Advanced Micro Devices, or AMD, just showed off its next-gen processor technology at the Hot Chips 2010 conference in Silicon Valley, detailing the evolved nature of its upcoming Bulldozer and Bobcat lineup of chips (check out the video at the end of the article).
"The new [cores], codenamed 'Bulldozer' for high-performance PC and server markets, and 'Bobcat' for low-power notebook and small form-factor desktop markets, were designed from the ground-up to address specific requirements and compute workloads," said Chekib Akrout, a Senior VP at AMD.
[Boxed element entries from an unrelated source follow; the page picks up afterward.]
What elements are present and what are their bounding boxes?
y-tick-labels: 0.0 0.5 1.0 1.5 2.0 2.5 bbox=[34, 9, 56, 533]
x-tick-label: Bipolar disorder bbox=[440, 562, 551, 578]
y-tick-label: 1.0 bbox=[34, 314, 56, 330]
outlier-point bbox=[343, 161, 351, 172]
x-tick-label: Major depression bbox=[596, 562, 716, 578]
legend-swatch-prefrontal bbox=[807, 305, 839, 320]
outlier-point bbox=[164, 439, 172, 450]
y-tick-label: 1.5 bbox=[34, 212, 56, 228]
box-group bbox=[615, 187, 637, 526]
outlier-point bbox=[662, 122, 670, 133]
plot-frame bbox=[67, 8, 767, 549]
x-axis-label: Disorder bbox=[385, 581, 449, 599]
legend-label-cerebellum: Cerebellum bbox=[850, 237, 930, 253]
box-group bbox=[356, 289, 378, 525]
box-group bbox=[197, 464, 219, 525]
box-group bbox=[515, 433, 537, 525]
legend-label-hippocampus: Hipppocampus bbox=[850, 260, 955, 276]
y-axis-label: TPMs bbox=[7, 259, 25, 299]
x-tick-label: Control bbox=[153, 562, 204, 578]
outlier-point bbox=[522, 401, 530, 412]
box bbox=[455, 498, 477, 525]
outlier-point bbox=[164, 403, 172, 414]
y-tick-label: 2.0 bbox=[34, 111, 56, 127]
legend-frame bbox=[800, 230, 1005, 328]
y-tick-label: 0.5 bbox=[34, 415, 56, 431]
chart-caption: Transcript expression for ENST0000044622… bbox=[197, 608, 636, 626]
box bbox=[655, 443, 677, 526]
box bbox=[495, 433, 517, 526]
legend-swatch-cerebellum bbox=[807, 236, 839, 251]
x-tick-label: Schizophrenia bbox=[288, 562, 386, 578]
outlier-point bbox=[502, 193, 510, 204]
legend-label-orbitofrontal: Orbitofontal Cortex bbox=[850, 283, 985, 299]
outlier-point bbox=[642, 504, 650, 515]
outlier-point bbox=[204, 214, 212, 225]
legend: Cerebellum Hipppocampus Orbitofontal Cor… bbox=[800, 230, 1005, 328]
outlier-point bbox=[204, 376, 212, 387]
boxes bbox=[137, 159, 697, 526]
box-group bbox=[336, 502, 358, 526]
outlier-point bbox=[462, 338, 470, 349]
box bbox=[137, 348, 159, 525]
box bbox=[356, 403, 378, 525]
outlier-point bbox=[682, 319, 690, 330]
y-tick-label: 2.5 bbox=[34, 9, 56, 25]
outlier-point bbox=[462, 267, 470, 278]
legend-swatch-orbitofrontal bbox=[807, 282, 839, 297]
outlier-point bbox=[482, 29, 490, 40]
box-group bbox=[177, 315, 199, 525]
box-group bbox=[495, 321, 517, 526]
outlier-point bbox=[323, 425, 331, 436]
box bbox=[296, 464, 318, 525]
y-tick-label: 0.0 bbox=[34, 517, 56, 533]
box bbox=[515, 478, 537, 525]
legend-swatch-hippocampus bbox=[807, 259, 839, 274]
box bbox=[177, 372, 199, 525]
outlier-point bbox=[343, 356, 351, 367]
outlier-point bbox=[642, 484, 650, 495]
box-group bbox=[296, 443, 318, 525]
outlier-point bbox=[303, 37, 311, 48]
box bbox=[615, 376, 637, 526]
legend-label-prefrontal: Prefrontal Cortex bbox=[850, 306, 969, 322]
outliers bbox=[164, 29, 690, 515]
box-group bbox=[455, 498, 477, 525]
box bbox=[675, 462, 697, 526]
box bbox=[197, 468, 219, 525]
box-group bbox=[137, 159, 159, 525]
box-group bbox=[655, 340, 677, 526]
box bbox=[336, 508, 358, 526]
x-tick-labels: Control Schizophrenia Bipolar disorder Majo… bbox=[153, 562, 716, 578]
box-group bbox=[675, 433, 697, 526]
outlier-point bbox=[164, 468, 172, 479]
AMD has apparently taken its x86 processor technology to the next level, radically evolving its core designs from the first time since the original Opteron x86 and K7 processors. To highlight this new ground-up approach, Akrout went on to say: "x86 architecture lies at the very heart of computing and AMD has continuously evolved and improved its core designs. The Bulldozer and Bobcat cores continue that evolutionary path and are designed to change the user's experience with the resulting products."
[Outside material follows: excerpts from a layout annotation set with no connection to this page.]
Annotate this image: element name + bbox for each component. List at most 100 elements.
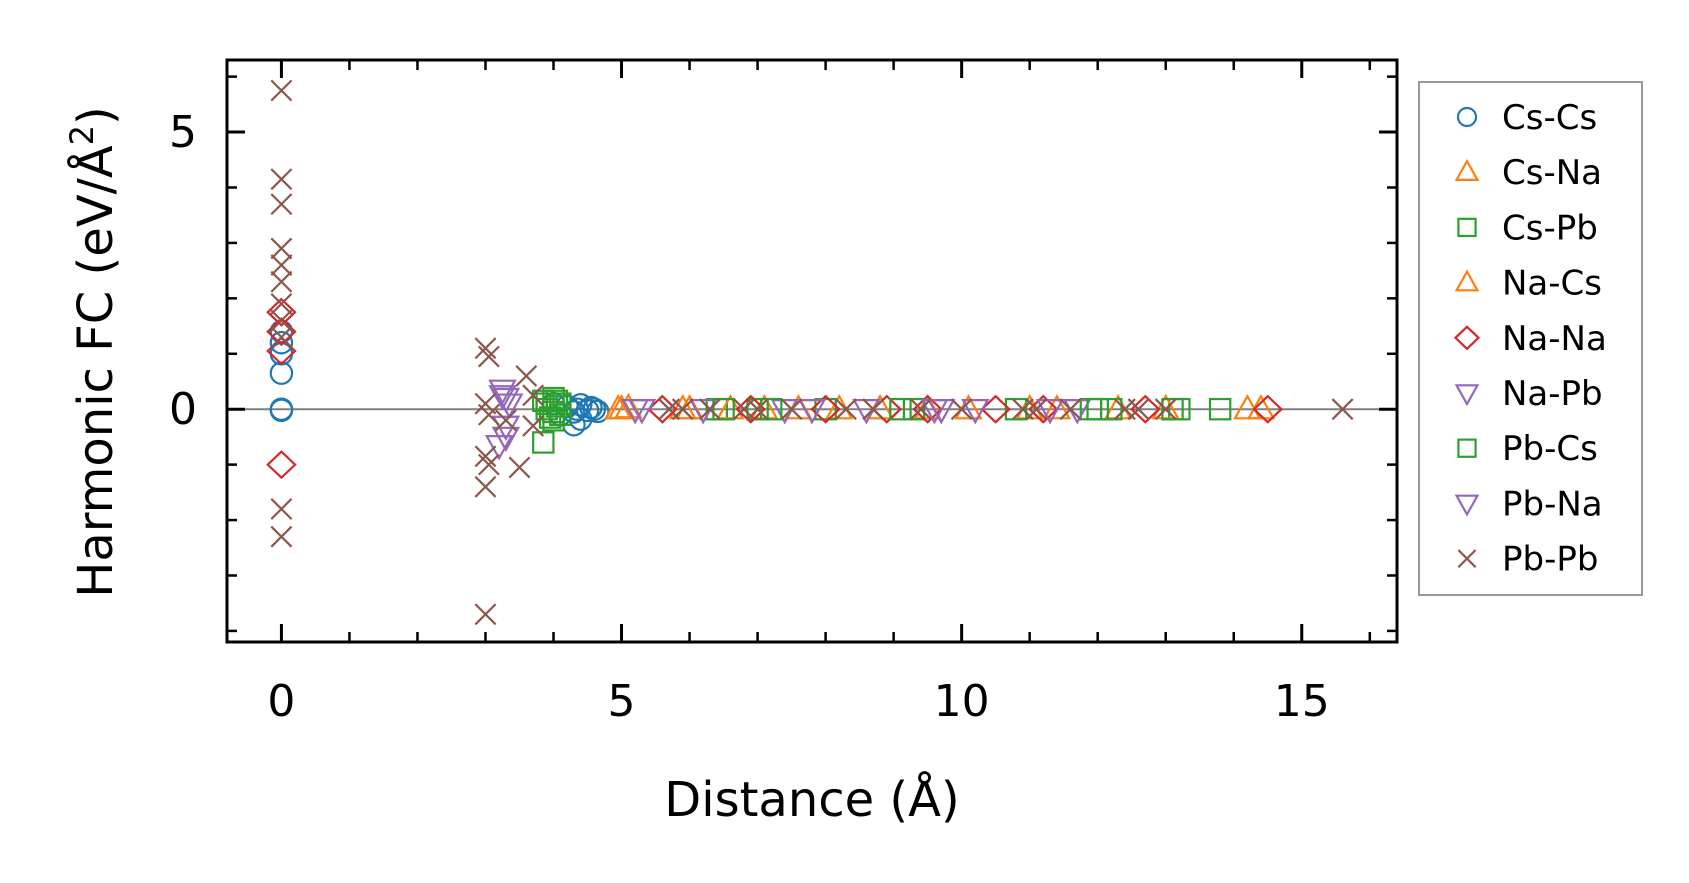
point-na-na	[1028, 394, 1059, 424]
point-pb-pb	[1154, 398, 1177, 421]
plot-frame	[225, 58, 1399, 644]
y-axis-label: Harmonic FC (eV/Å2)	[63, 106, 124, 598]
point-pb-cs	[712, 397, 735, 421]
point-na-na	[266, 450, 297, 480]
point-pb-na	[920, 399, 949, 425]
point-pb-pb	[1059, 398, 1082, 421]
point-cs-cs	[269, 361, 294, 385]
point-cs-cs	[269, 330, 294, 355]
legend-label-pb-pb: Pb-Pb	[1502, 540, 1598, 580]
legend-label-cs-pb: Cs-Pb	[1502, 208, 1598, 248]
point-pb-cs	[549, 403, 572, 426]
x-tick-label: 10	[934, 676, 990, 727]
point-pb-pb	[508, 456, 531, 479]
point-na-na	[912, 394, 943, 424]
point-na-pb	[961, 399, 990, 425]
legend-label-pb-cs: Pb-Cs	[1502, 429, 1598, 469]
point-pb-pb	[746, 398, 769, 421]
point-pb-pb	[780, 398, 803, 421]
point-pb-pb	[270, 270, 293, 293]
point-cs-cs	[269, 398, 294, 423]
point-pb-pb	[270, 168, 293, 191]
point-pb-pb	[909, 398, 932, 421]
point-pb-na	[488, 385, 517, 411]
point-na-na	[980, 394, 1011, 424]
point-pb-pb	[270, 254, 293, 277]
legend-marker-cs-pb	[1457, 217, 1477, 238]
point-pb-pb	[270, 309, 293, 332]
point-pb-pb	[270, 292, 293, 315]
point-cs-pb	[902, 397, 926, 421]
point-cs-na	[614, 392, 643, 419]
point-pb-pb	[477, 345, 500, 368]
point-pb-na	[627, 399, 657, 425]
point-na-cs	[1042, 393, 1072, 420]
point-pb-cs	[1086, 397, 1109, 421]
point-pb-cs	[545, 389, 569, 413]
data-points	[266, 79, 1354, 626]
point-pb-pb	[1127, 398, 1150, 421]
point-pb-pb	[494, 409, 517, 432]
legend-label-na-na: Na-Na	[1502, 319, 1607, 359]
point-pb-cs	[1161, 397, 1184, 421]
tick-labels: 0 5 10 15 0 5	[169, 107, 1330, 727]
y-tick-label: 5	[169, 107, 197, 158]
point-pb-pb	[1025, 398, 1048, 421]
x-tick-label: 15	[1274, 676, 1330, 727]
legend-marker-cs-na	[1454, 158, 1480, 181]
point-pb-pb	[474, 475, 497, 498]
point-na-pb	[491, 426, 521, 453]
point-pb-pb	[950, 398, 973, 421]
point-pb-pb	[270, 237, 293, 260]
point-pb-pb	[477, 453, 500, 476]
point-cs-pb	[1004, 397, 1028, 421]
legend-label-pb-na: Pb-Na	[1502, 484, 1603, 524]
legend-marker-pb-na	[1454, 494, 1480, 517]
point-na-cs	[668, 393, 697, 420]
point-cs-pb	[1100, 397, 1123, 421]
y-axis-label-main: Harmonic FC (eV/Å	[67, 145, 124, 598]
legend: Cs-Cs Cs-Na Cs-Pb Na-Cs Na-Na Na-Pb Pb-Cs Pb-Na…	[1453, 98, 1607, 580]
point-pb-pb	[699, 398, 721, 421]
point-na-na	[735, 394, 767, 424]
point-pb-pb	[270, 498, 293, 520]
legend-label-na-pb: Na-Pb	[1502, 374, 1603, 414]
y-tick-label: 0	[169, 384, 197, 435]
legend-label-na-cs: Na-Cs	[1502, 264, 1602, 304]
legend-label-cs-cs: Cs-Cs	[1502, 98, 1597, 138]
point-pb-pb	[835, 398, 857, 421]
point-pb-na	[484, 435, 514, 461]
point-pb-cs	[759, 397, 783, 421]
point-pb-na	[1035, 399, 1065, 425]
point-pb-pb	[474, 603, 497, 626]
y-axis-label-end: )	[68, 106, 124, 125]
point-pb-pb	[270, 326, 293, 349]
point-pb-pb	[474, 445, 497, 468]
legend-marker-cs-cs	[1456, 106, 1478, 128]
legend-marker-na-na	[1453, 325, 1481, 351]
point-pb-pb	[671, 398, 694, 421]
point-pb-pb	[862, 398, 885, 421]
x-tick-label: 0	[267, 676, 295, 727]
point-pb-pb	[270, 79, 293, 102]
legend-label-cs-na: Cs-Na	[1502, 153, 1602, 193]
point-cs-pb	[532, 431, 555, 454]
point-pb-pb	[477, 403, 500, 426]
point-cs-pb	[746, 397, 769, 421]
legend-marker-pb-cs	[1457, 438, 1477, 458]
x-axis-label: Distance (Å)	[664, 771, 959, 828]
point-pb-pb	[522, 414, 545, 437]
axis-ticks	[227, 60, 1397, 642]
legend-marker-pb-pb	[1457, 549, 1477, 568]
legend-marker-na-pb	[1454, 384, 1480, 407]
point-pb-pb	[270, 193, 293, 216]
point-pb-cs	[889, 397, 912, 421]
point-pb-na	[797, 399, 827, 425]
point-na-na	[266, 297, 297, 327]
legend-marker-na-cs	[1454, 269, 1480, 292]
point-na-na	[647, 394, 678, 424]
point-na-na	[810, 394, 841, 424]
point-pb-pb	[474, 337, 497, 360]
point-pb-pb	[515, 365, 538, 387]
One of the biggest features of the new Bulldozer architecture is that it will support a new sort of SMT (simultaneous multithreading) and not the traditional CMP (chip multi-processing). This will finally allow two or more threads to run on a single core, working simultaneously. How this technology compares to Intel’s Hyper-Threading is not yet known, though it has been noted that with AMD’s novel SMT approach, two threads will share a single front-end, but, use separate integer execution resources. According to Ars Technica’s Jon Stokes, for this type of SMT to work, all shared code and data storage components of the processor must be “either replicated or partitioned”, giving equal priority to each thread when sharing resources, in such a way that buffer entries don’t remain empty when there’s no second thread.